Plus de navires et moins de péréquation

Est-il besoin de mentionner à nouveau, que le chantier maritime de Lévis est le plus grand au Canada, que ses installations sont l’addition de celles des Irving d’Halifax et de Sea Span de Vancouver réunies et que la Davie et ses travailleurs ont eu la mention de meilleur chantier en Amérique du Nord en 2015?
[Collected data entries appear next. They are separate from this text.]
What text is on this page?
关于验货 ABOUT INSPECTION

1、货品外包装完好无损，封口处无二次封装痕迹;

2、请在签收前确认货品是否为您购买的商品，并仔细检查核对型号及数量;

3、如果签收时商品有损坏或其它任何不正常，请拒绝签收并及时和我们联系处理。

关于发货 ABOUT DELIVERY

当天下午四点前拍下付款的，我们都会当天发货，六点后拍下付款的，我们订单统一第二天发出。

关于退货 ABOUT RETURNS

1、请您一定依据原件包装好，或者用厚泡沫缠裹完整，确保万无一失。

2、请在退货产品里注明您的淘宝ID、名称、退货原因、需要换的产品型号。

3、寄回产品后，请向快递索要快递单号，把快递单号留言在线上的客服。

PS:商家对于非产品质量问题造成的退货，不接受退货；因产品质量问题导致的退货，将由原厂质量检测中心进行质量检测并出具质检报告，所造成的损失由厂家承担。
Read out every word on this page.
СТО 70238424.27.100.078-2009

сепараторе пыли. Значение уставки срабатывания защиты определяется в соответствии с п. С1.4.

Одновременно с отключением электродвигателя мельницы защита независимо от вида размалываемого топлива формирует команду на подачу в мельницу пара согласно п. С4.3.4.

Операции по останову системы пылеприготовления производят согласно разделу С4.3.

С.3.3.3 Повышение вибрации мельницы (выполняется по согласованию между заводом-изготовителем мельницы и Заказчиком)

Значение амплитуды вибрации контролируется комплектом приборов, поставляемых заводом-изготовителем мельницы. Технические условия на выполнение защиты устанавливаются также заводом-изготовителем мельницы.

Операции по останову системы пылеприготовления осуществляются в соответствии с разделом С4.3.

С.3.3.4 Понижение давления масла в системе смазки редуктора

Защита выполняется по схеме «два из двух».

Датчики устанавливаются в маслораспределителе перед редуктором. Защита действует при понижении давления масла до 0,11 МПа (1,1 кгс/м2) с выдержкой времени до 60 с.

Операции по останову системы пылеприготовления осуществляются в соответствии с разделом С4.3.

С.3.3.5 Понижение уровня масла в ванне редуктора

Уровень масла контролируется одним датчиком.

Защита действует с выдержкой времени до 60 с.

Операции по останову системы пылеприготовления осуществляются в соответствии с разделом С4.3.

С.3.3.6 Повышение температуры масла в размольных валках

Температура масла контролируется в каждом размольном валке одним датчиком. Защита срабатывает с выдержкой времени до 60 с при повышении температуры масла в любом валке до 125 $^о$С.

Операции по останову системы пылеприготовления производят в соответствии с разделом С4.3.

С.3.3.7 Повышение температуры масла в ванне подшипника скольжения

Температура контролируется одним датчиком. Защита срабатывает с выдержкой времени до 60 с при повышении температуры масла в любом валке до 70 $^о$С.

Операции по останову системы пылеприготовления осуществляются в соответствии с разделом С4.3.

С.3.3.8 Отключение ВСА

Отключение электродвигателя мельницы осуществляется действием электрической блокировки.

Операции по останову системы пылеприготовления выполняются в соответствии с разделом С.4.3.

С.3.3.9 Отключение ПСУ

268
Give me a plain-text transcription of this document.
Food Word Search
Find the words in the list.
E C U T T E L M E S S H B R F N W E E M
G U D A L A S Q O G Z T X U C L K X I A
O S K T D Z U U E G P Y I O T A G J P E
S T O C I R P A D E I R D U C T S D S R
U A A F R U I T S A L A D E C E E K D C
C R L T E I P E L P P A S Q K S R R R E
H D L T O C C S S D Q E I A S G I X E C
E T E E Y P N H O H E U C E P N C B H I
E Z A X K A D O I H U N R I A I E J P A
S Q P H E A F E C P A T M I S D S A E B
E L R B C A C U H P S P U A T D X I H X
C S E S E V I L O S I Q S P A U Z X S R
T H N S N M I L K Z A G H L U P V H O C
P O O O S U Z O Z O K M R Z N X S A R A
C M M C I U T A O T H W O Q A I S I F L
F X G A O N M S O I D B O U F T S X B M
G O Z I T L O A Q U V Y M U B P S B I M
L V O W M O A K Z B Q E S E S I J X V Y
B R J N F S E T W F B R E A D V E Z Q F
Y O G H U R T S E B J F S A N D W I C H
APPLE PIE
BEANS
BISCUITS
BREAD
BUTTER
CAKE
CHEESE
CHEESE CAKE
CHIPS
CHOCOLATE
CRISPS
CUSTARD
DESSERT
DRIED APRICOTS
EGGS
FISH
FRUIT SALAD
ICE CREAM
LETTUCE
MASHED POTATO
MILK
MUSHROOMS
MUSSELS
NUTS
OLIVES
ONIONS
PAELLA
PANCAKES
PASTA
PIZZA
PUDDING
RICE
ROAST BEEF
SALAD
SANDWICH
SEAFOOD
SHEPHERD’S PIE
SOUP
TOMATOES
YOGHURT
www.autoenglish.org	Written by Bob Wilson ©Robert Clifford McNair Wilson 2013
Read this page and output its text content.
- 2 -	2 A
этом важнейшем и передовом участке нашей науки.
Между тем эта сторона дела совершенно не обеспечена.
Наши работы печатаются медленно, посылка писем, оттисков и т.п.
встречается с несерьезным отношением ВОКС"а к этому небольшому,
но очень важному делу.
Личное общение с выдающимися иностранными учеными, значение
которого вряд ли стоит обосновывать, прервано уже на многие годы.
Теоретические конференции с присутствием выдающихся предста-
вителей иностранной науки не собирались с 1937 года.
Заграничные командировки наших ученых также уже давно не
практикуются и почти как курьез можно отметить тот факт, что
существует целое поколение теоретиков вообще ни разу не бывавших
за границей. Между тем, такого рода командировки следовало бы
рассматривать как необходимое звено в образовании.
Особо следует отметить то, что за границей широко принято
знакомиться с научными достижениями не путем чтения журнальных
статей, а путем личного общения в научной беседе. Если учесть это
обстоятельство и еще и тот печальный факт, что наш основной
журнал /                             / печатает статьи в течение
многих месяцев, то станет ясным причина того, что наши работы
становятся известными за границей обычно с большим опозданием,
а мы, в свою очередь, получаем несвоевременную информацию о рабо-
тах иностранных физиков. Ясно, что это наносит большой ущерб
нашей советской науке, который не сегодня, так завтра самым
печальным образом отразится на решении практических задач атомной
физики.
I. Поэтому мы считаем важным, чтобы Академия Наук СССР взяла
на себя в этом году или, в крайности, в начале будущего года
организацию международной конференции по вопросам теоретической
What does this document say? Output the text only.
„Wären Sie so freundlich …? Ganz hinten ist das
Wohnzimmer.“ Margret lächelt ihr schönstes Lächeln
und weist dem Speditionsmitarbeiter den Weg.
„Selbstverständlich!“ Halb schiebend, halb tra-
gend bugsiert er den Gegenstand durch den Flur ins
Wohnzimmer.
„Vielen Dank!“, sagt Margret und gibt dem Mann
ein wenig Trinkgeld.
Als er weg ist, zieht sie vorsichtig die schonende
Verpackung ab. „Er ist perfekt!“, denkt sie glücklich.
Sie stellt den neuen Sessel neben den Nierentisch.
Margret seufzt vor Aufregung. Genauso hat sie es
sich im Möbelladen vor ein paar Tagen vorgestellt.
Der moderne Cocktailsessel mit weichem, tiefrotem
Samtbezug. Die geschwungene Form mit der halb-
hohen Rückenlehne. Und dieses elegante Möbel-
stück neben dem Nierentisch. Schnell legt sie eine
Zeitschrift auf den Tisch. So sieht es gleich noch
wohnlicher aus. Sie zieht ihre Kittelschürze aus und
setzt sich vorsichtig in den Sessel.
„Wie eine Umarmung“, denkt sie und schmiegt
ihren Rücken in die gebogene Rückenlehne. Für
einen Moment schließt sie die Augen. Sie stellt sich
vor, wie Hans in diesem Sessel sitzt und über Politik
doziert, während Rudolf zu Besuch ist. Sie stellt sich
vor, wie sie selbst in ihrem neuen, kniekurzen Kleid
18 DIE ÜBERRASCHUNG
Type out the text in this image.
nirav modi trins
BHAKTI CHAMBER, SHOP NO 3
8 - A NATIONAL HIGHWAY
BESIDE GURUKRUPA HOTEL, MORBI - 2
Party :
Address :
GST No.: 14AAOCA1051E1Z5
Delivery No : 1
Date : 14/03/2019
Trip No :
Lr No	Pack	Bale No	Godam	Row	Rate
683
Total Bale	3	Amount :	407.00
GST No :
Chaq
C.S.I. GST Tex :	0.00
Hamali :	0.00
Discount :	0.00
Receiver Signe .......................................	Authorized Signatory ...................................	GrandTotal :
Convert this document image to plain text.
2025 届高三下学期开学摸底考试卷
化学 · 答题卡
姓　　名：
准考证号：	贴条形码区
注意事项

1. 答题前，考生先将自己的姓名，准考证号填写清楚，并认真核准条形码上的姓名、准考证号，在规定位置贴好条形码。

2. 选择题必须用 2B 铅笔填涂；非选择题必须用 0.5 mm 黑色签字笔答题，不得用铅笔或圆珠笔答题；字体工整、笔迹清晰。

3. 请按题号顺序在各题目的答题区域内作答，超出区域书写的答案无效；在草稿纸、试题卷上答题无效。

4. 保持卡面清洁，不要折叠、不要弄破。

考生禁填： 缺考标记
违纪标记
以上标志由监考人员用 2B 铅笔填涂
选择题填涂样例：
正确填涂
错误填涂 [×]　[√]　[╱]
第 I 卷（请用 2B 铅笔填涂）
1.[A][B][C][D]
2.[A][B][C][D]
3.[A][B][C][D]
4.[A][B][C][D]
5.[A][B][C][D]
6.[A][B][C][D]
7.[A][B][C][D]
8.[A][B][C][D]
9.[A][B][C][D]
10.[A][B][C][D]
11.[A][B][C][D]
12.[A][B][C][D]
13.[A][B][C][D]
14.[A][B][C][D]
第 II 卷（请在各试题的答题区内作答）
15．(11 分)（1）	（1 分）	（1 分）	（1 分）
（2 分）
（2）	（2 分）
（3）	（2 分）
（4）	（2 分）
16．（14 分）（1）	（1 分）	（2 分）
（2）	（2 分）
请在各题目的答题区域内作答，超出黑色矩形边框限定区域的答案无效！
Et comme il est situé à l’intérieur du Canada, il est certainement le moins vulnérable en cas de guerre. On y construit d’ailleurs des navires de guerre pour le Canada, 100 milliards $ de contrats pour Irving et Sea Span, et moins de 1% pour la Davie.

Il y en a pour dire: le Québec recevra 11 milliards $ de péréquation pour 2018. On peut leur répondre: cette fameuse péréquation, en quoi elle sera utile pour les travailleurs de la Davie, de la société elle-même et pour la grande région de Lévis? Et j’ajouterai qu’un chantier maritime c’est aussi fragile qu’un service ambulancier, le patient peut s’arrêter de respirer si on ne lui donne pas d’oxygène, des contrats. Surtout que les concurrents de la Davie en ont plein les bras, que les retards s’accumulent et que les prix explosent.

Que l’on soit libéral, caquiste, péquiste ou solidaire, même fédéraliste, indépendantiste, nationaliste, bloquiste, nouveau parti démocratique, parti vert ou conservateur, ce déséquilibre en matière de politiques et d’investissements fédéraux structurants pour le Québec, ce sont des Québécois et Québécoises qui assument la facture. Ne parlez pas de péréquation, parce que c’est l’argent d’autres Canadiens qui ne devrait pas être gaspillé à entretenir délibérément le Québec dans la situation de quémander, alors que nous faisons travailler nos compétiteurs.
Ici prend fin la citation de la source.